Solve: x-(3/x)<0
is the answer(-infinity, -sqrt3)U(0,sqrt3)
?
x<+-sqrt3
Now if it is lees than +sqrt3, it is also less than -sqrt3.
Did I find this out correctly?
To solve the inequality x - (3/x) < 0, we can follow these steps:
Step 1: Multiply through by x to eliminate the fraction:
x^2 - 3 < 0
Step 2: Bring all terms to one side:
x^2 - 3 - 0 < 0
x^2 - 3 < 0
Step 3: Factor the quadratic expression, if possible:
(x + sqrt(3))(x - sqrt(3)) < 0
Step 4: Determine the sign of each factor:
For (x + sqrt(3)):
Since sqrt(3) is a positive number, (x + sqrt(3)) is positive when x > -sqrt(3) and negative when x < -sqrt(3).
For (x - sqrt(3)):
Similarly, (x - sqrt(3)) is positive when x > sqrt(3) and negative when x < sqrt(3).

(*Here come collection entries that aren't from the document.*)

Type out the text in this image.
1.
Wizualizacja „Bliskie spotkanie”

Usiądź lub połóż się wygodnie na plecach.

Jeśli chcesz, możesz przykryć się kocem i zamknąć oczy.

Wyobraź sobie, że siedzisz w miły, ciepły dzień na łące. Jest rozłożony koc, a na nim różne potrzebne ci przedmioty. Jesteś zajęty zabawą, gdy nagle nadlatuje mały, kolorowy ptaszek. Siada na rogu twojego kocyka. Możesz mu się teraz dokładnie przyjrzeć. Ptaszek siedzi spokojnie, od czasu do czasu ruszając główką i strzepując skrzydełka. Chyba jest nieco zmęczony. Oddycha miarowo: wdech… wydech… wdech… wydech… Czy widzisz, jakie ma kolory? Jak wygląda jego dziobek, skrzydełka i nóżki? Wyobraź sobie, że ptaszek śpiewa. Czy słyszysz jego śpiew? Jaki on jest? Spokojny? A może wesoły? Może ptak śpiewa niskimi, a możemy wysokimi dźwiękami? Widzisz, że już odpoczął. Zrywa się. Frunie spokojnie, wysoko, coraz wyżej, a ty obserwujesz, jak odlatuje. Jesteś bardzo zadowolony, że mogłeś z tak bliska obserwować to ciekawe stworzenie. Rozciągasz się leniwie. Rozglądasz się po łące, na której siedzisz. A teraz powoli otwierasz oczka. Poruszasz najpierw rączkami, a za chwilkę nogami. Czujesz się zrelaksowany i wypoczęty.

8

Step 5: Analyze the intervals:
We need to look at the intervals where the inequality is true, i.e., when the expression (x + sqrt(3))(x - sqrt(3)) is negative.
For (x + sqrt(3))(x - sqrt(3)) < 0 to be true, we have two cases:
- When (x + sqrt(3)) < 0 and (x - sqrt(3)) > 0, which means -sqrt(3) < x < sqrt(3).
- When (x + sqrt(3)) > 0 and (x - sqrt(3)) < 0, but since (x + sqrt(3)) is always positive, this case is not possible.
Step 6: Combine the intervals:
Therefore, the solution to the inequality x - (3/x) < 0 is (-sqrt(3), sqrt(3)).
In summary, the answer to the inequality is (-sqrt(3), sqrt(3)), or in interval notation: (-∞, -sqrt(3)) ∪ (0, sqrt(3)).